Ergebnis der Wahl in das Arbeitskollegium
Ausgegebene Stimmzettel: 80 | Abgegebene Stimmzettel: 78
Klaus-Peter Freitag: Ja 77 | Nein 0 | Enthaltung 1 | Ungültig 0
Julian Schily: Ja 74 | Nein 0 | Enthaltung 4 | Ungültig 0
Schaut man sich den rein formalen Teil der Mitgliederversammlung an, dann unterscheidet ihn wenig von Versammlungen anderer Vereine. Hatten die eingangs erwähnten jungen Menschen mit ihrer Einschätzung recht, dass wir ein Verein sind, der noch nicht bemerkt hat, dass die Zeit der Vereine vorbei ist? Braucht es zukünftig freiere menschliche Zusammenschlüsse? Oder gibt es vielleicht eine Berechtigung, sich in dem Kleid eines Vereins zu bewegen? Und wenn ja, welche wäre das? In den vergangenen Jahren ist der Ruf – vor allen Dingen durch die nachwachsende Generation – nach dem Neu-Ergreifen der Sozialen Dreigliederung lauter geworden. Es wurde beispielsweise ein Film zu diesem Thema gedreht, es gibt eine selbst organisierte Ausbildung und auf jeder von mir besuchten Tagung taucht dieses Thema in irgendeiner Weise auf. Was ist das dahinterstehende Bedürfnis? Meiner Beobachtung nach wird nach mehr Freiheit im Geistesleben, nach einer kultivierteren Verabredungs- und Sozialkultur und nach einer gerechteren Verteilung wirtschaftlicher Güter gesucht.

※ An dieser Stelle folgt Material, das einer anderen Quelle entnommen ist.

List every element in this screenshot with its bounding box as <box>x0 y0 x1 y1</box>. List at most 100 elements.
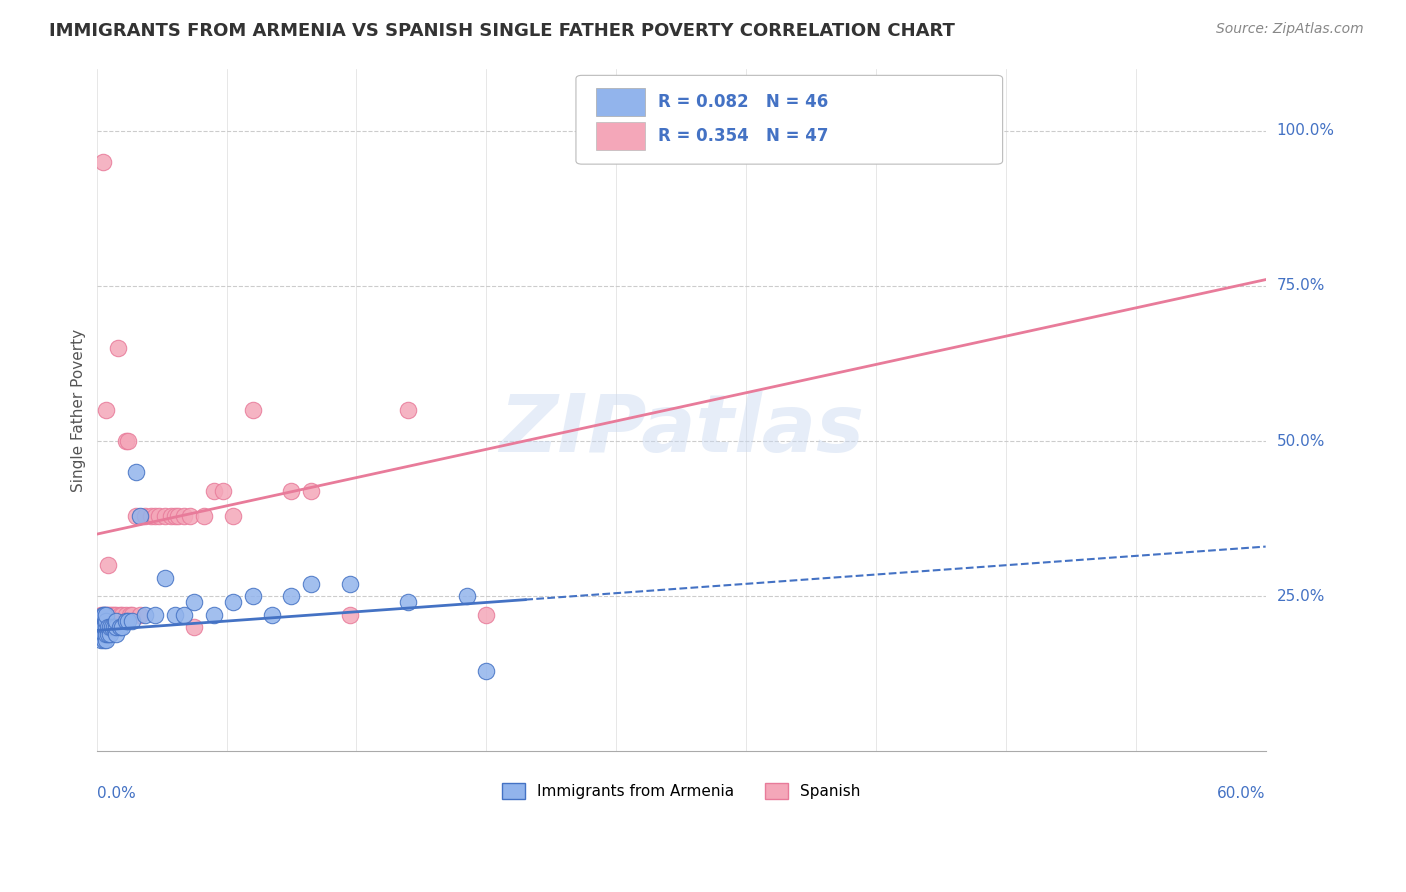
Text: ZIPatlas: ZIPatlas <box>499 392 863 469</box>
Text: R = 0.354   N = 47: R = 0.354 N = 47 <box>658 128 828 145</box>
Point <box>111 620 134 634</box>
Text: Source: ZipAtlas.com: Source: ZipAtlas.com <box>1216 22 1364 37</box>
Point <box>222 595 245 609</box>
Point <box>93 620 115 634</box>
Point <box>108 607 131 622</box>
Point <box>101 607 124 622</box>
Text: 75.0%: 75.0% <box>1277 278 1324 293</box>
Point <box>105 626 128 640</box>
Text: 100.0%: 100.0% <box>1277 123 1334 138</box>
Text: 60.0%: 60.0% <box>1218 786 1265 801</box>
Point <box>121 614 143 628</box>
Text: IMMIGRANTS FROM ARMENIA VS SPANISH SINGLE FATHER POVERTY CORRELATION CHART: IMMIGRANTS FROM ARMENIA VS SPANISH SINGL… <box>49 22 955 40</box>
Point <box>339 607 361 622</box>
FancyBboxPatch shape <box>596 122 645 151</box>
Point <box>93 632 115 647</box>
Point <box>143 508 166 523</box>
Point <box>98 607 121 622</box>
Y-axis label: Single Father Poverty: Single Father Poverty <box>72 328 86 491</box>
Point <box>93 607 115 622</box>
Point <box>96 626 118 640</box>
Point <box>339 577 361 591</box>
Point <box>91 620 114 634</box>
Point <box>141 508 163 523</box>
Point <box>96 614 118 628</box>
Point <box>98 620 121 634</box>
Point <box>103 620 125 634</box>
Point <box>183 620 205 634</box>
Point <box>93 626 115 640</box>
Point <box>91 154 114 169</box>
Point <box>124 465 146 479</box>
Point <box>475 664 498 678</box>
Point <box>97 558 120 573</box>
Point <box>91 607 114 622</box>
Point <box>111 607 134 622</box>
Legend: Immigrants from Armenia, Spanish: Immigrants from Armenia, Spanish <box>496 777 866 805</box>
Point <box>242 403 264 417</box>
Point <box>299 483 322 498</box>
Point <box>90 632 112 647</box>
Point <box>396 403 419 417</box>
Point <box>212 483 235 498</box>
Point <box>134 508 156 523</box>
Point <box>179 508 201 523</box>
Point <box>128 607 150 622</box>
Point <box>456 589 478 603</box>
Point <box>167 508 190 523</box>
FancyBboxPatch shape <box>576 75 1002 164</box>
Point <box>105 607 128 622</box>
Point <box>96 607 118 622</box>
Point <box>115 607 138 622</box>
Point <box>242 589 264 603</box>
Point <box>101 620 124 634</box>
Point <box>475 607 498 622</box>
Point <box>105 614 128 628</box>
Point <box>173 508 195 523</box>
Point <box>260 607 283 622</box>
Text: 25.0%: 25.0% <box>1277 589 1324 604</box>
Point <box>173 607 195 622</box>
Point <box>105 620 128 634</box>
Point <box>97 626 120 640</box>
Point <box>115 614 138 628</box>
Point <box>117 614 139 628</box>
Point <box>96 403 118 417</box>
Point <box>396 595 419 609</box>
Point <box>163 508 186 523</box>
Point <box>280 589 302 603</box>
Point <box>202 483 225 498</box>
Point <box>103 607 125 622</box>
Point <box>90 620 112 634</box>
Point <box>91 614 114 628</box>
Point <box>202 607 225 622</box>
Point <box>93 607 115 622</box>
Point <box>153 571 176 585</box>
Point <box>96 614 118 628</box>
Point <box>134 607 156 622</box>
Point <box>90 607 112 622</box>
Text: R = 0.082   N = 46: R = 0.082 N = 46 <box>658 93 828 111</box>
Point <box>90 620 112 634</box>
Point <box>163 607 186 622</box>
Point <box>97 620 120 634</box>
Point <box>124 508 146 523</box>
Point <box>159 508 181 523</box>
Text: 50.0%: 50.0% <box>1277 434 1324 449</box>
Text: 0.0%: 0.0% <box>97 786 135 801</box>
Point <box>183 595 205 609</box>
Point <box>98 626 121 640</box>
Point <box>153 508 176 523</box>
Point <box>118 607 141 622</box>
FancyBboxPatch shape <box>596 87 645 116</box>
Point <box>115 434 138 448</box>
Point <box>96 607 118 622</box>
Point <box>93 620 115 634</box>
Point <box>107 341 129 355</box>
Point <box>101 620 124 634</box>
Point <box>121 607 143 622</box>
Point <box>143 607 166 622</box>
Point <box>148 508 170 523</box>
Point <box>96 632 118 647</box>
Point <box>117 434 139 448</box>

Wenn ich auf unsere Anthroposophische Gesellschaft schaue, würde ich von einer Gemeinschaft von Menschen sprechen, die sich für die Pflege und Entwicklung der Anthroposophie zusammengefunden hat. Dafür braucht es die Entwicklung von neuen Ideen und die Achtung und Wertschätzung des Gewordenen. Außerdem ist eine gesunde wirtschaftliche Basis nötig, damit Ideen und Initiativen eine äußere Gestalt bekommen können. Und natürlich sind gesunde Verabredungs- und Kommunikationswege notwendig. Die äußere Form für das beschriebene gesellschaftliche Leben ist in unserem Falle der Verein. In seinen Statuten wird die Idee oder der Zweck der Anthroposophischen Gesellschaft, die Verteilung der vorhandenen Güter und der zwischenmenschliche Umgang beschrieben. Damit ist dies so lange festgelegt, bis die Gemeinschaft der Mitglieder eine Änderung beschließt. Je größer eine Gemeinschaft ist, desto wichtiger sind festgelegte Verabredungen. Ohne Verabredungen zerfallen die Ideen in Einzelinterpretationen, die zu verteilenden Gelder werden unter Umständen ungerecht oder selbstbezogen verteilt und an die Stelle verlässlicher Verabredungen tritt Willkür. Die jährliche Mitgliederversammlung dient der Frage: Stimmen unsere Verabredungen bezüglich unserer Ideen, Geldverteilung und Verabredungen noch oder wollen wir etwas ändern und entwickeln? Wird diese Frage zu wenig ergriffen, dann dient der Verein nicht mehr der Gesellschaft, sondern die Gesellschaft dient dem Verein und reduziert sich immer mehr zu verhärteten Regularien.
Vielleicht können wir die kommende Jahrestagung und Mitgliederversammlung, die vom 20. bis 22. Juni 2025 in Hamburg stattfinden wird, dafür nutzen, die Frage nach einem nächsten Entwicklungsschritt für die Anthroposophische Gesellschaft in Deutschland zu stellen, sodass die Gemeinschaft der sich für die Anthroposophie einsetzenden Menschen und ihr Vereinskleid wieder besser zusammenwachsen können. Wir möchten Sie schon jetzt sehr herzlich zur Teilnahme und Mitarbeit einladen.